Катя ехала из города, стоящего у ворот Сибири. Город маленький, но шумный, подвижный, и, как у всяких ворот, здесь было много людей ждущих, тоскующих на перепутье жизни. Одни ехали дальше на стройки к таежным соснам, другие двигались к центру, а третьи на юг — к теплу. Особенно мучились молодые — дорог много, а жизнь одна, но для Кати уже не было ожиданий, болезнь отучила верить в хорошее, в перемены, и отодвинула от людей. И Катя привыкла к такой жизни, и к болям в сердце, и к робкой доверчивой матери, и к шумному крикливому городу, и к единственной подруге Симе, страдающей от лени и полноты. Но однажды заехал к ним дальний родственник, веселый и грубый мужчина с раскосыми сухими глазами, в которых таилась не то усмешка, не то лукавство, намекающее на какое-то продолженье, но глазным был голос — доставал на всю улицу и смутил жизнь. Двоюродный дядя поцеловал Катю крепко, с удовольствием, в губы и в обе щеки и стал шутить, без причины смеяться, и за столом сидел опять шумно и весело, а хлеб откусывал от целой буханки и глотал быстро, будто голодный, от молока отказался сразу, но попросил вина. Во все углы вошел его голос, раскатистый, трубный, от него стало радостно, жутко, как во сне.
— Стеша-а, не томи! Из-под коровы не пью.
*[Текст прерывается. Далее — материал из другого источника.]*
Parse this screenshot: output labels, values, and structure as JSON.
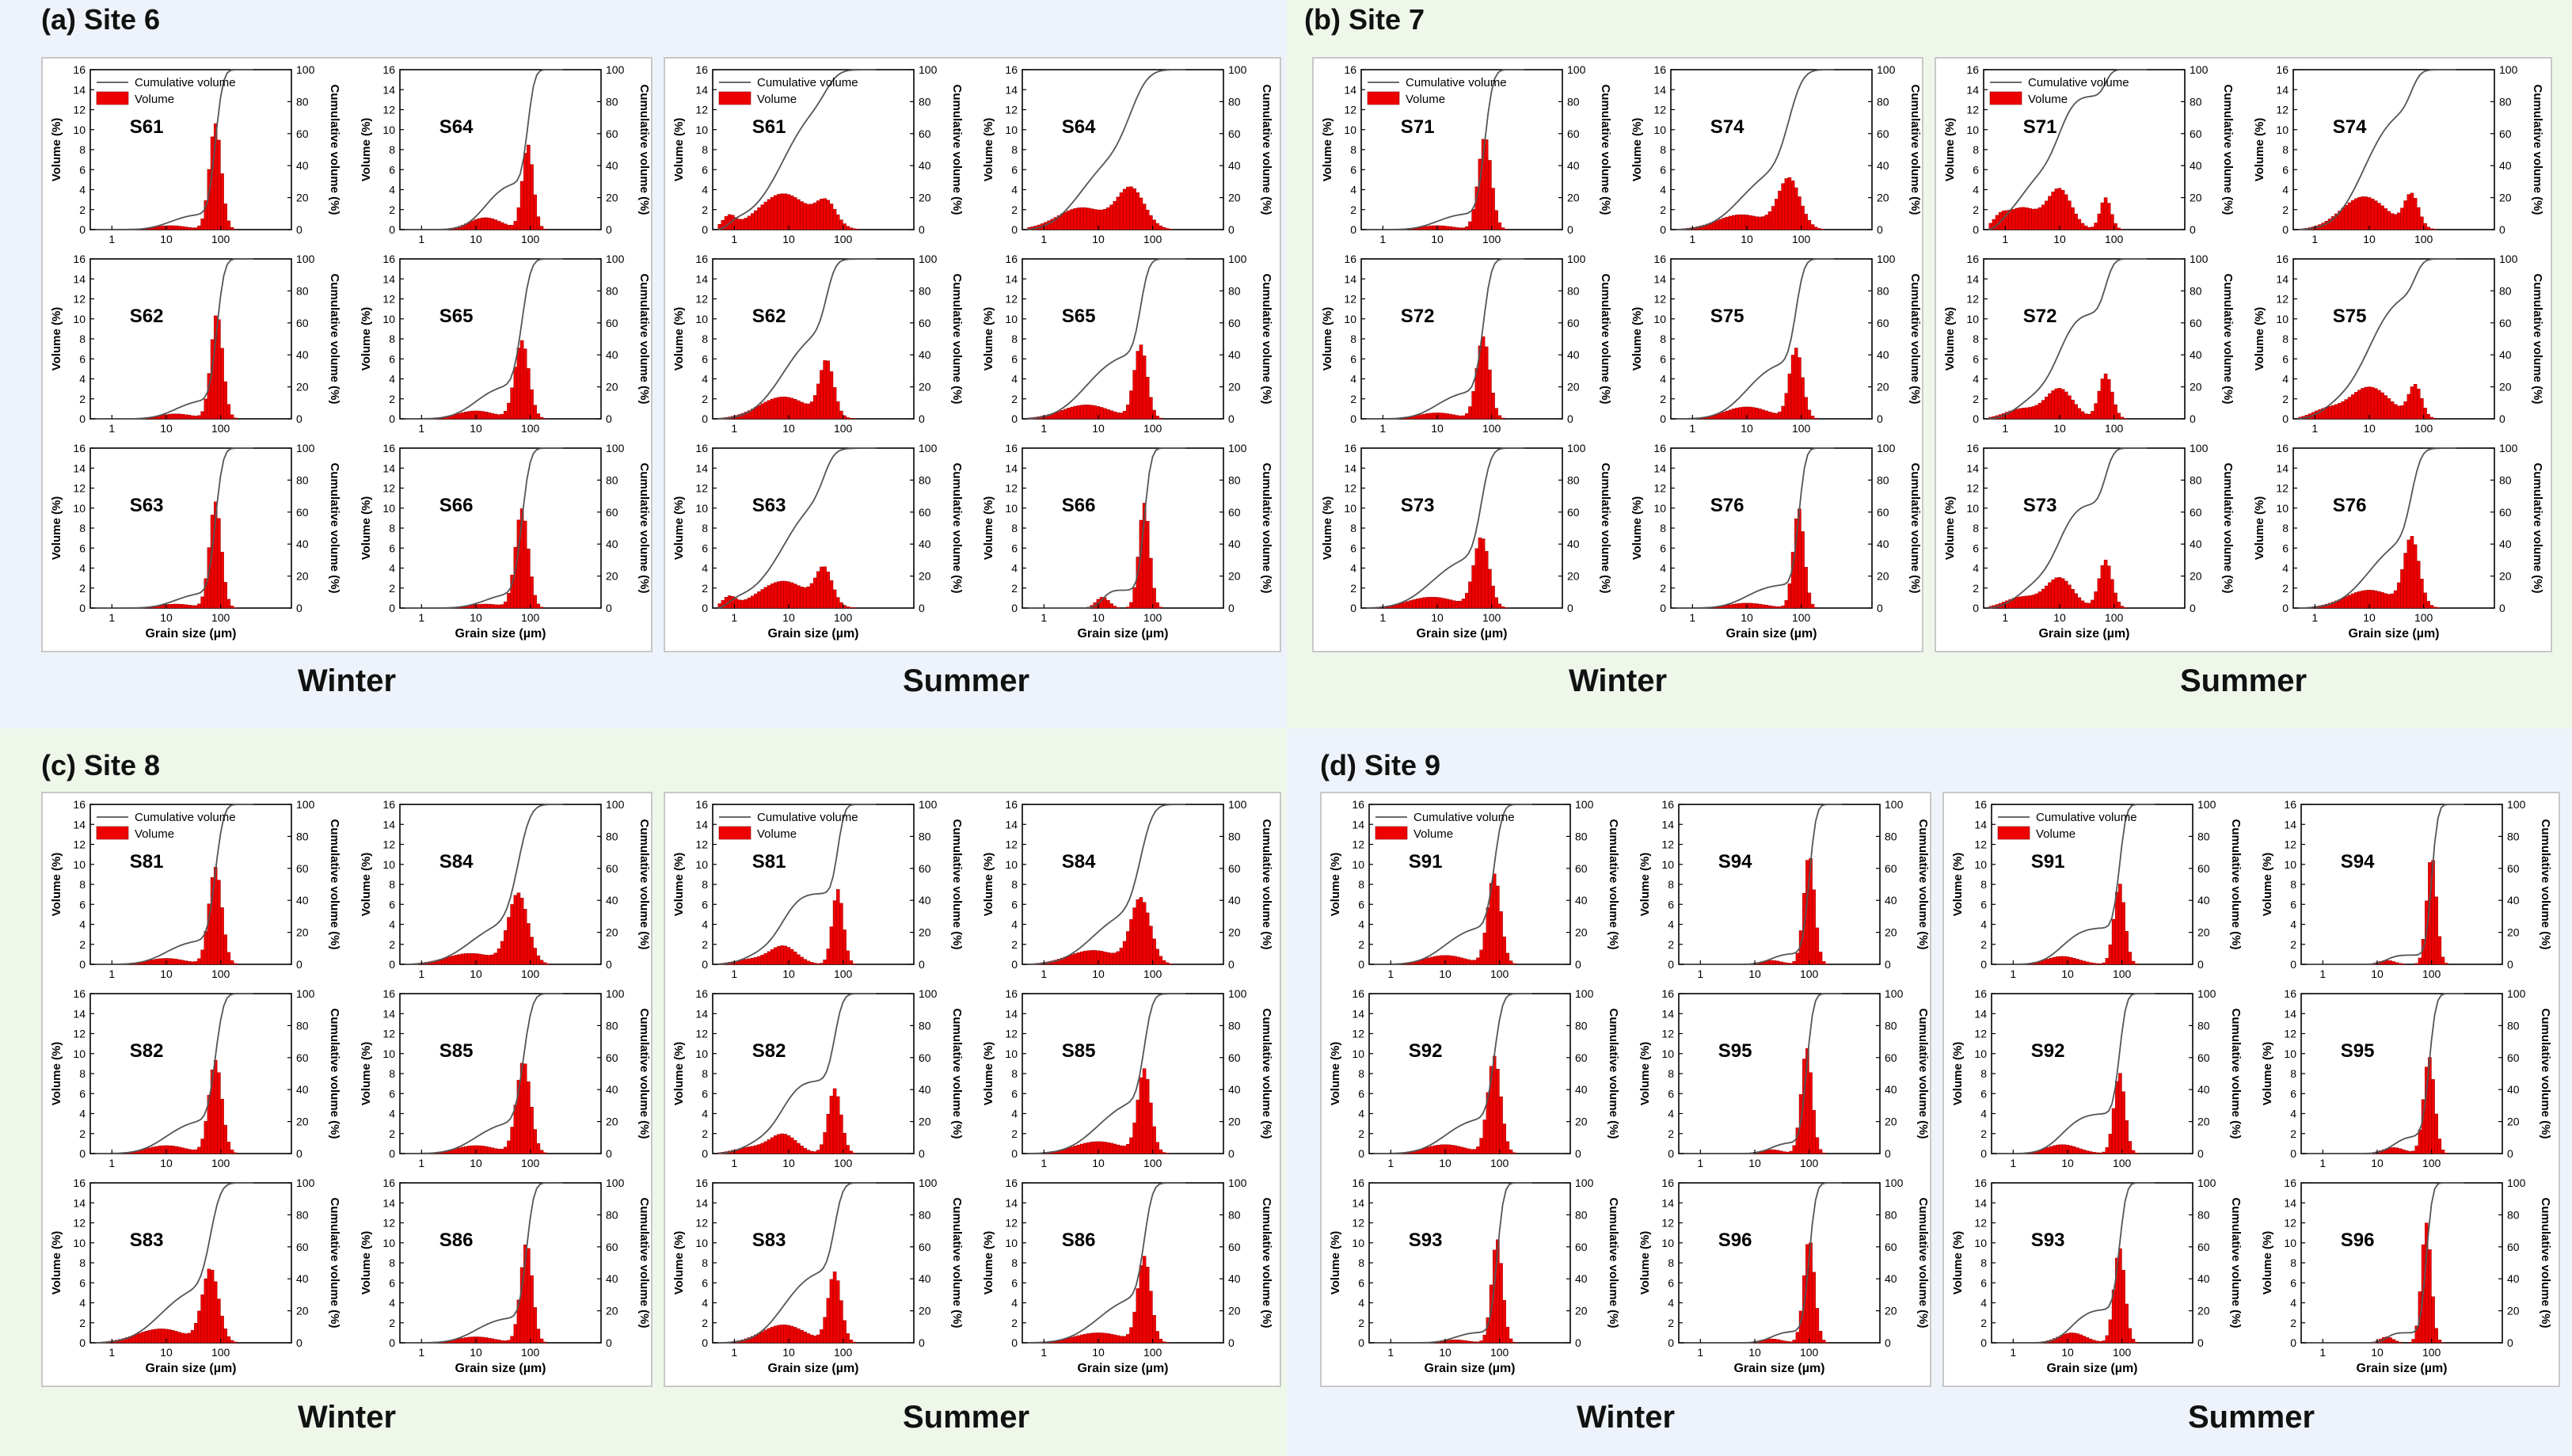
{
  "colors": {
    "bar": "#ee0000",
    "line": "#555555",
    "bg_blue": "#eef3fb",
    "bg_green": "#eff7ea"
  },
  "common": {
    "ylabel": "Volume (%)",
    "y2label": "Cumulative volume (%)",
    "xlabel": "Grain size (µm)",
    "legend_line": "Cumulative volume",
    "legend_bar": "Volume",
    "y_ticks": [
      "0",
      "2",
      "4",
      "6",
      "8",
      "10",
      "12",
      "14",
      "16"
    ],
    "y2_ticks": [
      "0",
      "20",
      "40",
      "60",
      "80",
      "100"
    ],
    "x_ticks": [
      "1",
      "10",
      "100"
    ]
  },
  "quadrants": [
    {
      "title": "(a) Site 6",
      "winter_label": "Winter",
      "summer_label": "Summer"
    },
    {
      "title": "(b) Site 7",
      "winter_label": "Winter",
      "summer_label": "Summer"
    },
    {
      "title": "(c) Site 8",
      "winter_label": "Winter",
      "summer_label": "Summer"
    },
    {
      "title": "(d) Site 9",
      "winter_label": "Winter",
      "summer_label": "Summer"
    }
  ],
  "chart_data": {
    "type": "bar",
    "description_x": "log10 grain size, 0.4 to 2000 µm",
    "xlim": [
      0.4,
      2000
    ],
    "ylim": [
      0,
      16
    ],
    "y2lim": [
      0,
      100
    ],
    "series_note": "each panel: Volume (bars, %) and Cumulative volume (line, %), modes in µm",
    "panels": [
      {
        "site": "6",
        "season": "winter",
        "label": "S61",
        "modes": [
          {
            "c": 80,
            "w": 0.11,
            "h": 10.6
          },
          {
            "c": 12,
            "w": 0.32,
            "h": 0.4
          }
        ]
      },
      {
        "site": "6",
        "season": "winter",
        "label": "S64",
        "modes": [
          {
            "c": 90,
            "w": 0.1,
            "h": 8.5
          },
          {
            "c": 15,
            "w": 0.3,
            "h": 1.2
          }
        ]
      },
      {
        "site": "6",
        "season": "winter",
        "label": "S62",
        "modes": [
          {
            "c": 85,
            "w": 0.11,
            "h": 10.5
          },
          {
            "c": 15,
            "w": 0.32,
            "h": 0.5
          }
        ]
      },
      {
        "site": "6",
        "season": "winter",
        "label": "S65",
        "modes": [
          {
            "c": 70,
            "w": 0.13,
            "h": 7.8
          },
          {
            "c": 10,
            "w": 0.35,
            "h": 0.8
          }
        ]
      },
      {
        "site": "6",
        "season": "winter",
        "label": "S63",
        "modes": [
          {
            "c": 80,
            "w": 0.11,
            "h": 10.6
          },
          {
            "c": 15,
            "w": 0.32,
            "h": 0.4
          }
        ]
      },
      {
        "site": "6",
        "season": "winter",
        "label": "S66",
        "modes": [
          {
            "c": 70,
            "w": 0.12,
            "h": 9.9
          },
          {
            "c": 15,
            "w": 0.32,
            "h": 0.4
          }
        ]
      },
      {
        "site": "6",
        "season": "summer",
        "label": "S61",
        "modes": [
          {
            "c": 8,
            "w": 0.45,
            "h": 3.6
          },
          {
            "c": 50,
            "w": 0.18,
            "h": 2.3
          },
          {
            "c": 0.8,
            "w": 0.12,
            "h": 1.2
          }
        ]
      },
      {
        "site": "6",
        "season": "summer",
        "label": "S64",
        "modes": [
          {
            "c": 40,
            "w": 0.25,
            "h": 4.0
          },
          {
            "c": 5,
            "w": 0.45,
            "h": 2.2
          }
        ]
      },
      {
        "site": "6",
        "season": "summer",
        "label": "S62",
        "modes": [
          {
            "c": 50,
            "w": 0.13,
            "h": 5.5
          },
          {
            "c": 8,
            "w": 0.45,
            "h": 2.2
          }
        ]
      },
      {
        "site": "6",
        "season": "summer",
        "label": "S65",
        "modes": [
          {
            "c": 60,
            "w": 0.12,
            "h": 7.3
          },
          {
            "c": 6,
            "w": 0.45,
            "h": 1.4
          }
        ]
      },
      {
        "site": "6",
        "season": "summer",
        "label": "S63",
        "modes": [
          {
            "c": 45,
            "w": 0.15,
            "h": 3.5
          },
          {
            "c": 8,
            "w": 0.45,
            "h": 2.7
          },
          {
            "c": 0.8,
            "w": 0.12,
            "h": 1.0
          }
        ]
      },
      {
        "site": "6",
        "season": "summer",
        "label": "S66",
        "modes": [
          {
            "c": 70,
            "w": 0.1,
            "h": 10.5
          },
          {
            "c": 12,
            "w": 0.12,
            "h": 1.1
          }
        ]
      },
      {
        "site": "7",
        "season": "winter",
        "label": "S71",
        "modes": [
          {
            "c": 75,
            "w": 0.12,
            "h": 9.3
          },
          {
            "c": 10,
            "w": 0.32,
            "h": 0.4
          }
        ]
      },
      {
        "site": "7",
        "season": "winter",
        "label": "S74",
        "modes": [
          {
            "c": 60,
            "w": 0.2,
            "h": 5.0
          },
          {
            "c": 8,
            "w": 0.45,
            "h": 1.5
          }
        ]
      },
      {
        "site": "7",
        "season": "winter",
        "label": "S72",
        "modes": [
          {
            "c": 70,
            "w": 0.12,
            "h": 8.2
          },
          {
            "c": 10,
            "w": 0.35,
            "h": 0.6
          }
        ]
      },
      {
        "site": "7",
        "season": "winter",
        "label": "S75",
        "modes": [
          {
            "c": 80,
            "w": 0.12,
            "h": 7.0
          },
          {
            "c": 10,
            "w": 0.4,
            "h": 1.2
          }
        ]
      },
      {
        "site": "7",
        "season": "winter",
        "label": "S73",
        "modes": [
          {
            "c": 65,
            "w": 0.14,
            "h": 7.0
          },
          {
            "c": 8,
            "w": 0.45,
            "h": 1.1
          }
        ]
      },
      {
        "site": "7",
        "season": "winter",
        "label": "S76",
        "modes": [
          {
            "c": 90,
            "w": 0.1,
            "h": 10.0
          },
          {
            "c": 10,
            "w": 0.35,
            "h": 0.5
          }
        ]
      },
      {
        "site": "7",
        "season": "summer",
        "label": "S71",
        "modes": [
          {
            "c": 10,
            "w": 0.22,
            "h": 4.0
          },
          {
            "c": 70,
            "w": 0.1,
            "h": 3.2
          },
          {
            "c": 2,
            "w": 0.3,
            "h": 2.2
          },
          {
            "c": 0.8,
            "w": 0.12,
            "h": 0.8
          }
        ]
      },
      {
        "site": "7",
        "season": "summer",
        "label": "S74",
        "modes": [
          {
            "c": 8,
            "w": 0.42,
            "h": 3.3
          },
          {
            "c": 60,
            "w": 0.13,
            "h": 3.3
          }
        ]
      },
      {
        "site": "7",
        "season": "summer",
        "label": "S72",
        "modes": [
          {
            "c": 10,
            "w": 0.25,
            "h": 3.0
          },
          {
            "c": 70,
            "w": 0.12,
            "h": 4.5
          },
          {
            "c": 2,
            "w": 0.3,
            "h": 1.0
          }
        ]
      },
      {
        "site": "7",
        "season": "summer",
        "label": "S75",
        "modes": [
          {
            "c": 10,
            "w": 0.38,
            "h": 3.2
          },
          {
            "c": 70,
            "w": 0.12,
            "h": 3.2
          },
          {
            "c": 1.5,
            "w": 0.25,
            "h": 0.8
          }
        ]
      },
      {
        "site": "7",
        "season": "summer",
        "label": "S73",
        "modes": [
          {
            "c": 10,
            "w": 0.25,
            "h": 3.0
          },
          {
            "c": 70,
            "w": 0.12,
            "h": 4.8
          },
          {
            "c": 2,
            "w": 0.3,
            "h": 1.1
          }
        ]
      },
      {
        "site": "7",
        "season": "summer",
        "label": "S76",
        "modes": [
          {
            "c": 60,
            "w": 0.14,
            "h": 6.8
          },
          {
            "c": 10,
            "w": 0.45,
            "h": 1.8
          }
        ]
      },
      {
        "site": "8",
        "season": "winter",
        "label": "S81",
        "modes": [
          {
            "c": 80,
            "w": 0.12,
            "h": 9.7
          },
          {
            "c": 10,
            "w": 0.35,
            "h": 0.6
          }
        ]
      },
      {
        "site": "8",
        "season": "winter",
        "label": "S84",
        "modes": [
          {
            "c": 60,
            "w": 0.18,
            "h": 7.0
          },
          {
            "c": 8,
            "w": 0.45,
            "h": 1.1
          }
        ]
      },
      {
        "site": "8",
        "season": "winter",
        "label": "S82",
        "modes": [
          {
            "c": 80,
            "w": 0.12,
            "h": 9.3
          },
          {
            "c": 10,
            "w": 0.38,
            "h": 0.8
          }
        ]
      },
      {
        "site": "8",
        "season": "winter",
        "label": "S85",
        "modes": [
          {
            "c": 75,
            "w": 0.13,
            "h": 9.2
          },
          {
            "c": 10,
            "w": 0.38,
            "h": 0.8
          }
        ]
      },
      {
        "site": "8",
        "season": "winter",
        "label": "S83",
        "modes": [
          {
            "c": 65,
            "w": 0.15,
            "h": 7.3
          },
          {
            "c": 8,
            "w": 0.45,
            "h": 1.4
          }
        ]
      },
      {
        "site": "8",
        "season": "winter",
        "label": "S86",
        "modes": [
          {
            "c": 85,
            "w": 0.11,
            "h": 10.0
          },
          {
            "c": 10,
            "w": 0.35,
            "h": 0.6
          }
        ]
      },
      {
        "site": "8",
        "season": "summer",
        "label": "S81",
        "modes": [
          {
            "c": 8,
            "w": 0.25,
            "h": 1.8
          },
          {
            "c": 80,
            "w": 0.1,
            "h": 7.5
          },
          {
            "c": 2,
            "w": 0.3,
            "h": 0.5
          }
        ]
      },
      {
        "site": "8",
        "season": "summer",
        "label": "S84",
        "modes": [
          {
            "c": 60,
            "w": 0.18,
            "h": 6.5
          },
          {
            "c": 8,
            "w": 0.45,
            "h": 1.4
          }
        ]
      },
      {
        "site": "8",
        "season": "summer",
        "label": "S82",
        "modes": [
          {
            "c": 8,
            "w": 0.25,
            "h": 1.9
          },
          {
            "c": 70,
            "w": 0.12,
            "h": 6.5
          },
          {
            "c": 2,
            "w": 0.3,
            "h": 0.6
          }
        ]
      },
      {
        "site": "8",
        "season": "summer",
        "label": "S85",
        "modes": [
          {
            "c": 70,
            "w": 0.12,
            "h": 8.3
          },
          {
            "c": 10,
            "w": 0.45,
            "h": 1.2
          }
        ]
      },
      {
        "site": "8",
        "season": "summer",
        "label": "S83",
        "modes": [
          {
            "c": 70,
            "w": 0.12,
            "h": 7.0
          },
          {
            "c": 8,
            "w": 0.4,
            "h": 1.8
          }
        ]
      },
      {
        "site": "8",
        "season": "summer",
        "label": "S86",
        "modes": [
          {
            "c": 70,
            "w": 0.12,
            "h": 8.5
          },
          {
            "c": 10,
            "w": 0.45,
            "h": 1.0
          }
        ]
      },
      {
        "site": "9",
        "season": "winter",
        "label": "S91",
        "modes": [
          {
            "c": 80,
            "w": 0.12,
            "h": 9.0
          },
          {
            "c": 10,
            "w": 0.38,
            "h": 0.9
          }
        ]
      },
      {
        "site": "9",
        "season": "winter",
        "label": "S94",
        "modes": [
          {
            "c": 100,
            "w": 0.1,
            "h": 11.0
          },
          {
            "c": 20,
            "w": 0.2,
            "h": 0.4
          }
        ]
      },
      {
        "site": "9",
        "season": "winter",
        "label": "S92",
        "modes": [
          {
            "c": 80,
            "w": 0.12,
            "h": 9.7
          },
          {
            "c": 10,
            "w": 0.38,
            "h": 0.9
          }
        ]
      },
      {
        "site": "9",
        "season": "winter",
        "label": "S95",
        "modes": [
          {
            "c": 90,
            "w": 0.1,
            "h": 10.6
          },
          {
            "c": 20,
            "w": 0.2,
            "h": 0.4
          }
        ]
      },
      {
        "site": "9",
        "season": "winter",
        "label": "S93",
        "modes": [
          {
            "c": 90,
            "w": 0.1,
            "h": 10.4
          },
          {
            "c": 15,
            "w": 0.25,
            "h": 0.3
          }
        ]
      },
      {
        "site": "9",
        "season": "winter",
        "label": "S96",
        "modes": [
          {
            "c": 100,
            "w": 0.1,
            "h": 10.4
          },
          {
            "c": 20,
            "w": 0.2,
            "h": 0.4
          }
        ]
      },
      {
        "site": "9",
        "season": "summer",
        "label": "S91",
        "modes": [
          {
            "c": 90,
            "w": 0.1,
            "h": 8.1
          },
          {
            "c": 8,
            "w": 0.3,
            "h": 0.8
          }
        ]
      },
      {
        "site": "9",
        "season": "summer",
        "label": "S94",
        "modes": [
          {
            "c": 100,
            "w": 0.09,
            "h": 10.9
          },
          {
            "c": 15,
            "w": 0.15,
            "h": 0.4
          }
        ]
      },
      {
        "site": "9",
        "season": "summer",
        "label": "S92",
        "modes": [
          {
            "c": 90,
            "w": 0.1,
            "h": 8.1
          },
          {
            "c": 8,
            "w": 0.3,
            "h": 0.9
          }
        ]
      },
      {
        "site": "9",
        "season": "summer",
        "label": "S95",
        "modes": [
          {
            "c": 90,
            "w": 0.1,
            "h": 9.7
          },
          {
            "c": 20,
            "w": 0.2,
            "h": 0.6
          }
        ]
      },
      {
        "site": "9",
        "season": "summer",
        "label": "S93",
        "modes": [
          {
            "c": 90,
            "w": 0.1,
            "h": 9.5
          },
          {
            "c": 12,
            "w": 0.25,
            "h": 1.0
          }
        ]
      },
      {
        "site": "9",
        "season": "summer",
        "label": "S96",
        "modes": [
          {
            "c": 80,
            "w": 0.09,
            "h": 12.0
          },
          {
            "c": 15,
            "w": 0.12,
            "h": 0.6
          }
        ]
      }
    ]
  }
}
Погорячей — младенцу!
Мать достала бутылку красного, они выпили все втроем по рюмочке, заели конфеткой, и дядя опять стал рассказывать очень смешно, раскатисто, как долго ехал в их город, как в поезде чуть не женился на проводнице, но вспомнил вовремя про свою Капочку, свою благоверную, и сразу стал послушным мужем на расстоянии, потому теперь ему нет цены и грех не выпить.
Что говорил тогда, почти забылось, а сам не забылся. А жил он на юге, у самого моря, где все болезни сразу сгорают.
— К морю надо, мила сестра. К морю — Катю! — шумел его голос, советуя погреться возле живой воды, поплавать, на веселых людей поглядеть и влюбиться в кого-нибудь, пусть немного, но все равно — хорошо для здоровья, и в этом месте он так весело смотрел в нее, цепко, что она леденела от страха, от того, что он догадался о самом главном и стыдном, и теперь, поди, смеется над ней, такой больной и ненужной.
— Ох, глаза-а! А ну-ко, ну-ко в другой раз поцелу-ую. Привыкай, Катька-а! — кричал он и лез опять целоваться, и у ней не хватало сил встать со стула.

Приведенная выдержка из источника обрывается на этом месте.